Opinion: We must end VICO debate once EPO case is settled
The EPO Enlarged Board of Appeals has addressed an impartiality concern over its assessment of mandatory virtual hearings – now, whatever the case outcome, we must put the issue to bed
This week, many of us – as we have throughout the pandemic – will tune in to watch something online that we may have otherwise attended in person.
On Friday, May 28, the EPO Enlarged Board of Appeal (EBoA) will finally consider whether oral proceedings at the Boards of Appeal (BoA) can be conducted by video conference (VICO) without the consent of all parties.
The BoA first confirmed it would hear the matter (G1/21) in February. Since then, 48 amicus curiae have been filed from companies including BASF, Philips, Bayer and Siemens.
Some of the intervenors in this highly controversial matter have raised impartiality concerns.
The European Patent Institute (EPI) was one such organisation to complain. Its most compelling grievance was that BoA president Carl Josefsson, who was involved in the drafting of the original article (Article 15a) allowing for VICO hearings, was due to sit on the EBoA panel hearing the dispute.
The EPI’s curiae, and its concurrent letter to Josefsson, prompted the EBoA to issue an interlocutory decision changing the composition of the panel.
In the decision, published on May 17, the EBoA found there was a justified fear of partiality in the case of Josefsson, who has now been replaced by EBoA member Fritz Blumer.
It is important to note that neither the EPI nor the EBoA had reason to suspect bad faith on the part of Josefsson.
But, according to the EPI, as he considered Article 15a to conform with the European Patent Convention, it gave rise to “the appearance of partiality”.
I have mixed views on this.
On one hand, Josefsson was reportedly required to draft the article with relatively short notice and in a situation where there was little, if no, alternative.
On the other, I can see why the EPI would have some concerns surrounding Josefsson’s inclusion. At least now there can be no suggestion that there was a vested interest in ruling that Article 15a was lawful.
Common sense wins
Other concerns raised by the EPI, some private practice attorneys, and national patent associations have not been dealt with in the interlocutory decision.
Among them is the suggestion that because the hearing is taking place by VICO, this indicates an apparent preference for that platform.
I struggle to see how this could be true.
There is nothing suspicious about the EBoA’s decision to host the hearing virtually – it is merely abiding by safety guidelines.
Take into account the BoA’s international make-up – the panellists and law firms involved are from various jurisdictions – it is even more apparent that hosting the hearing in person would be a recipe for disaster.
Panellists, lawyers and witnesses from across Europe descending on the EBoA headquarters while the pandemic recovery is at a crucial stage would not be realistic or sensible. Nor would an indefinite delay until in-person hearings are risk free (which may never be the case).
As one source previously told me, hosting a hearing about the legality of VICO by VICO might seem somewhat paradoxical, but common sense has to win.
The ability to pick up on body language and read a witness has also been identified as a benefit to in-person hearings. However, I struggle to see when this would be hugely relevant in cases surrounding the validity of a patent.

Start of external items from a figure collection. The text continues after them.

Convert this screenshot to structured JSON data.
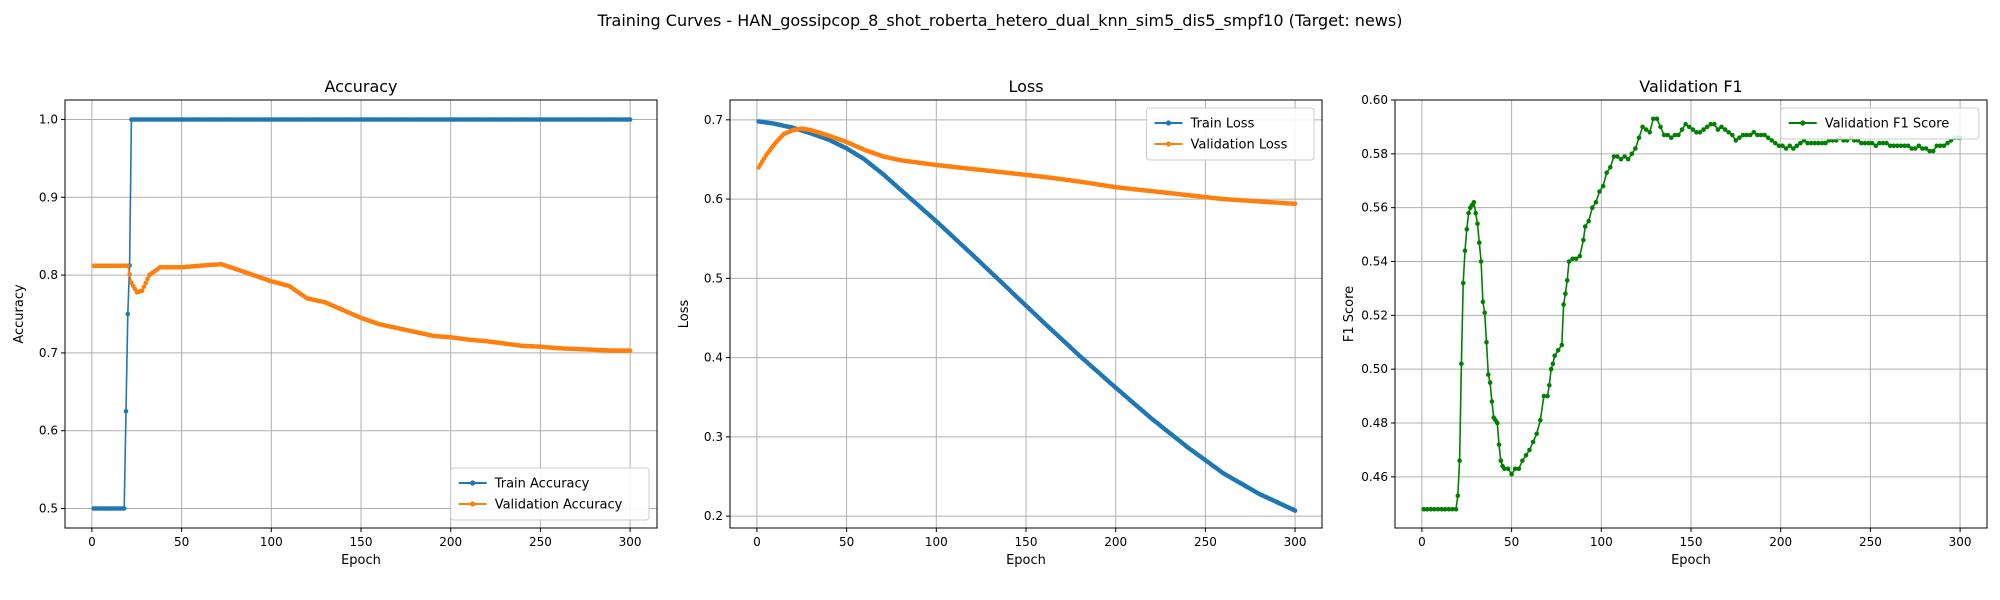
{
  "figure": {
    "suptitle": "Training Curves - HAN_gossipcop_8_shot_roberta_hetero_dual_knn_sim5_dis5_smpf10 (Target: news)"
  },
  "colors": {
    "blue": "#1f77b4",
    "orange": "#ff7f0e",
    "green": "#008000"
  },
  "chart_data": [
    {
      "type": "line",
      "title": "Accuracy",
      "xlabel": "Epoch",
      "ylabel": "Accuracy",
      "xlim": [
        -15,
        315
      ],
      "ylim": [
        0.475,
        1.025
      ],
      "xticks": [
        0,
        50,
        100,
        150,
        200,
        250,
        300
      ],
      "yticks": [
        0.5,
        0.6,
        0.7,
        0.8,
        0.9,
        1.0
      ],
      "ytick_labels": [
        "0.5",
        "0.6",
        "0.7",
        "0.8",
        "0.9",
        "1.0"
      ],
      "grid": true,
      "legend": "lower-right",
      "series": [
        {
          "name": "Train Accuracy",
          "color": "#1f77b4",
          "keypoints": [
            [
              1,
              0.5
            ],
            [
              18,
              0.5
            ],
            [
              19,
              0.625
            ],
            [
              20,
              0.75
            ],
            [
              21,
              0.8125
            ],
            [
              22,
              1.0
            ],
            [
              300,
              1.0
            ]
          ]
        },
        {
          "name": "Validation Accuracy",
          "color": "#ff7f0e",
          "keypoints": [
            [
              1,
              0.812
            ],
            [
              20,
              0.812
            ],
            [
              22,
              0.79
            ],
            [
              25,
              0.778
            ],
            [
              28,
              0.78
            ],
            [
              32,
              0.8
            ],
            [
              38,
              0.81
            ],
            [
              50,
              0.81
            ],
            [
              60,
              0.812
            ],
            [
              72,
              0.814
            ],
            [
              80,
              0.808
            ],
            [
              90,
              0.8
            ],
            [
              100,
              0.792
            ],
            [
              110,
              0.786
            ],
            [
              120,
              0.77
            ],
            [
              130,
              0.765
            ],
            [
              140,
              0.755
            ],
            [
              150,
              0.745
            ],
            [
              160,
              0.737
            ],
            [
              170,
              0.732
            ],
            [
              180,
              0.727
            ],
            [
              190,
              0.722
            ],
            [
              200,
              0.72
            ],
            [
              210,
              0.717
            ],
            [
              220,
              0.715
            ],
            [
              230,
              0.712
            ],
            [
              240,
              0.709
            ],
            [
              250,
              0.708
            ],
            [
              260,
              0.706
            ],
            [
              270,
              0.705
            ],
            [
              280,
              0.704
            ],
            [
              290,
              0.703
            ],
            [
              300,
              0.703
            ]
          ]
        }
      ]
    },
    {
      "type": "line",
      "title": "Loss",
      "xlabel": "Epoch",
      "ylabel": "Loss",
      "xlim": [
        -15,
        315
      ],
      "ylim": [
        0.185,
        0.725
      ],
      "xticks": [
        0,
        50,
        100,
        150,
        200,
        250,
        300
      ],
      "yticks": [
        0.2,
        0.3,
        0.4,
        0.5,
        0.6,
        0.7
      ],
      "ytick_labels": [
        "0.2",
        "0.3",
        "0.4",
        "0.5",
        "0.6",
        "0.7"
      ],
      "grid": true,
      "legend": "upper-right",
      "series": [
        {
          "name": "Train Loss",
          "color": "#1f77b4",
          "keypoints": [
            [
              1,
              0.698
            ],
            [
              10,
              0.695
            ],
            [
              20,
              0.69
            ],
            [
              30,
              0.683
            ],
            [
              40,
              0.675
            ],
            [
              50,
              0.664
            ],
            [
              60,
              0.65
            ],
            [
              70,
              0.632
            ],
            [
              80,
              0.612
            ],
            [
              90,
              0.592
            ],
            [
              100,
              0.572
            ],
            [
              120,
              0.53
            ],
            [
              140,
              0.487
            ],
            [
              160,
              0.444
            ],
            [
              180,
              0.402
            ],
            [
              200,
              0.362
            ],
            [
              220,
              0.323
            ],
            [
              240,
              0.287
            ],
            [
              260,
              0.254
            ],
            [
              280,
              0.228
            ],
            [
              300,
              0.207
            ]
          ]
        },
        {
          "name": "Validation Loss",
          "color": "#ff7f0e",
          "keypoints": [
            [
              1,
              0.64
            ],
            [
              5,
              0.655
            ],
            [
              10,
              0.67
            ],
            [
              15,
              0.682
            ],
            [
              20,
              0.687
            ],
            [
              25,
              0.689
            ],
            [
              30,
              0.687
            ],
            [
              40,
              0.68
            ],
            [
              50,
              0.672
            ],
            [
              60,
              0.662
            ],
            [
              70,
              0.654
            ],
            [
              80,
              0.649
            ],
            [
              90,
              0.646
            ],
            [
              100,
              0.643
            ],
            [
              120,
              0.638
            ],
            [
              140,
              0.633
            ],
            [
              160,
              0.628
            ],
            [
              180,
              0.622
            ],
            [
              200,
              0.615
            ],
            [
              220,
              0.61
            ],
            [
              240,
              0.605
            ],
            [
              260,
              0.6
            ],
            [
              280,
              0.597
            ],
            [
              300,
              0.594
            ]
          ]
        }
      ]
    },
    {
      "type": "line",
      "title": "Validation F1",
      "xlabel": "Epoch",
      "ylabel": "F1 Score",
      "xlim": [
        -15,
        315
      ],
      "ylim": [
        0.441,
        0.6
      ],
      "xticks": [
        0,
        50,
        100,
        150,
        200,
        250,
        300
      ],
      "yticks": [
        0.46,
        0.48,
        0.5,
        0.52,
        0.54,
        0.56,
        0.58,
        0.6
      ],
      "ytick_labels": [
        "0.46",
        "0.48",
        "0.50",
        "0.52",
        "0.54",
        "0.56",
        "0.58",
        "0.60"
      ],
      "grid": true,
      "legend": "upper-right",
      "series": [
        {
          "name": "Validation F1 Score",
          "color": "#008000",
          "points": [
            [
              1,
              0.448
            ],
            [
              3,
              0.448
            ],
            [
              5,
              0.448
            ],
            [
              7,
              0.448
            ],
            [
              9,
              0.448
            ],
            [
              11,
              0.448
            ],
            [
              13,
              0.448
            ],
            [
              15,
              0.448
            ],
            [
              17,
              0.448
            ],
            [
              19,
              0.448
            ],
            [
              20,
              0.453
            ],
            [
              21,
              0.466
            ],
            [
              22,
              0.502
            ],
            [
              23,
              0.532
            ],
            [
              24,
              0.544
            ],
            [
              25,
              0.552
            ],
            [
              26,
              0.558
            ],
            [
              27,
              0.56
            ],
            [
              28,
              0.561
            ],
            [
              29,
              0.562
            ],
            [
              30,
              0.558
            ],
            [
              31,
              0.554
            ],
            [
              32,
              0.547
            ],
            [
              33,
              0.54
            ],
            [
              34,
              0.525
            ],
            [
              35,
              0.521
            ],
            [
              36,
              0.51
            ],
            [
              37,
              0.498
            ],
            [
              38,
              0.495
            ],
            [
              39,
              0.488
            ],
            [
              40,
              0.482
            ],
            [
              41,
              0.481
            ],
            [
              42,
              0.48
            ],
            [
              43,
              0.472
            ],
            [
              44,
              0.466
            ],
            [
              45,
              0.464
            ],
            [
              46,
              0.463
            ],
            [
              48,
              0.463
            ],
            [
              50,
              0.461
            ],
            [
              52,
              0.463
            ],
            [
              54,
              0.463
            ],
            [
              56,
              0.466
            ],
            [
              58,
              0.468
            ],
            [
              60,
              0.47
            ],
            [
              62,
              0.473
            ],
            [
              64,
              0.476
            ],
            [
              66,
              0.481
            ],
            [
              68,
              0.49
            ],
            [
              70,
              0.49
            ],
            [
              71,
              0.494
            ],
            [
              72,
              0.5
            ],
            [
              73,
              0.502
            ],
            [
              74,
              0.505
            ],
            [
              76,
              0.507
            ],
            [
              78,
              0.509
            ],
            [
              79,
              0.524
            ],
            [
              80,
              0.528
            ],
            [
              81,
              0.533
            ],
            [
              82,
              0.54
            ],
            [
              84,
              0.541
            ],
            [
              86,
              0.541
            ],
            [
              88,
              0.542
            ],
            [
              90,
              0.548
            ],
            [
              91,
              0.553
            ],
            [
              93,
              0.555
            ],
            [
              95,
              0.56
            ],
            [
              97,
              0.562
            ],
            [
              99,
              0.566
            ],
            [
              101,
              0.568
            ],
            [
              103,
              0.573
            ],
            [
              105,
              0.575
            ],
            [
              107,
              0.579
            ],
            [
              109,
              0.579
            ],
            [
              111,
              0.578
            ],
            [
              113,
              0.579
            ],
            [
              115,
              0.578
            ],
            [
              117,
              0.58
            ],
            [
              119,
              0.582
            ],
            [
              121,
              0.586
            ],
            [
              123,
              0.59
            ],
            [
              125,
              0.589
            ],
            [
              127,
              0.588
            ],
            [
              129,
              0.593
            ],
            [
              131,
              0.593
            ],
            [
              133,
              0.59
            ],
            [
              135,
              0.587
            ],
            [
              137,
              0.587
            ],
            [
              139,
              0.586
            ],
            [
              141,
              0.587
            ],
            [
              143,
              0.587
            ],
            [
              145,
              0.589
            ],
            [
              147,
              0.591
            ],
            [
              149,
              0.59
            ],
            [
              151,
              0.589
            ],
            [
              153,
              0.588
            ],
            [
              155,
              0.588
            ],
            [
              157,
              0.589
            ],
            [
              159,
              0.59
            ],
            [
              161,
              0.591
            ],
            [
              163,
              0.591
            ],
            [
              165,
              0.589
            ],
            [
              167,
              0.59
            ],
            [
              169,
              0.589
            ],
            [
              171,
              0.588
            ],
            [
              173,
              0.587
            ],
            [
              175,
              0.585
            ],
            [
              177,
              0.586
            ],
            [
              179,
              0.587
            ],
            [
              181,
              0.587
            ],
            [
              183,
              0.587
            ],
            [
              185,
              0.588
            ],
            [
              187,
              0.587
            ],
            [
              189,
              0.587
            ],
            [
              191,
              0.587
            ],
            [
              193,
              0.586
            ],
            [
              195,
              0.585
            ],
            [
              197,
              0.584
            ],
            [
              199,
              0.583
            ],
            [
              201,
              0.583
            ],
            [
              203,
              0.582
            ],
            [
              205,
              0.583
            ],
            [
              207,
              0.582
            ],
            [
              209,
              0.583
            ],
            [
              211,
              0.584
            ],
            [
              213,
              0.585
            ],
            [
              215,
              0.584
            ],
            [
              217,
              0.584
            ],
            [
              219,
              0.584
            ],
            [
              221,
              0.584
            ],
            [
              223,
              0.584
            ],
            [
              225,
              0.584
            ],
            [
              227,
              0.585
            ],
            [
              229,
              0.585
            ],
            [
              231,
              0.585
            ],
            [
              233,
              0.586
            ],
            [
              235,
              0.585
            ],
            [
              237,
              0.585
            ],
            [
              239,
              0.586
            ],
            [
              241,
              0.585
            ],
            [
              243,
              0.585
            ],
            [
              245,
              0.584
            ],
            [
              247,
              0.584
            ],
            [
              249,
              0.584
            ],
            [
              251,
              0.584
            ],
            [
              253,
              0.583
            ],
            [
              255,
              0.584
            ],
            [
              257,
              0.584
            ],
            [
              259,
              0.584
            ],
            [
              261,
              0.583
            ],
            [
              263,
              0.583
            ],
            [
              265,
              0.583
            ],
            [
              267,
              0.583
            ],
            [
              269,
              0.583
            ],
            [
              271,
              0.583
            ],
            [
              273,
              0.582
            ],
            [
              275,
              0.582
            ],
            [
              277,
              0.583
            ],
            [
              279,
              0.582
            ],
            [
              281,
              0.582
            ],
            [
              283,
              0.581
            ],
            [
              285,
              0.581
            ],
            [
              287,
              0.583
            ],
            [
              289,
              0.583
            ],
            [
              291,
              0.583
            ],
            [
              293,
              0.584
            ],
            [
              295,
              0.585
            ],
            [
              297,
              0.586
            ],
            [
              299,
              0.586
            ],
            [
              300,
              0.586
            ]
          ]
        }
      ]
    }
  ]
}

We are talking about issues of patent law, not murder trials. As one source points out, the veracity of witness testimony is rarely an issue.
Underpinning all this of course – though not fully admitted by those affected – is the fully expected consequence that Munich-based firms within a short distance of the EPO’s headquarters would be about to lose their unique selling point.
Back to normality
Those against mandatory VICO hearings say they are not against the idea of virtual hearings per se but that parties must have the option of appearing in-person if they wish.
On paper, this is all well and good, but given that some parties’ decision to decline a virtual hearing has been identified as a possible delay tactic, this cannot and should not continue.
Even allowing one party to appear in-person and another virtually would seem pointless and would create an obvious avenue for one side to claim they were at a disadvantage.
The only option, then, is to proceed with VICO where necessary – even if both parties are not happy.
Businesses need to get back to some form of normality. The EBoA has moved to address the main concern that could have potentially cast doubt on the ruling. Now is the time to answer the core question once and for all.
Virtual hearings have – for the most part – been proven to work, and the sooner we get clarity on whether they can become the norm, the better. Let’s hope this week is the start of that.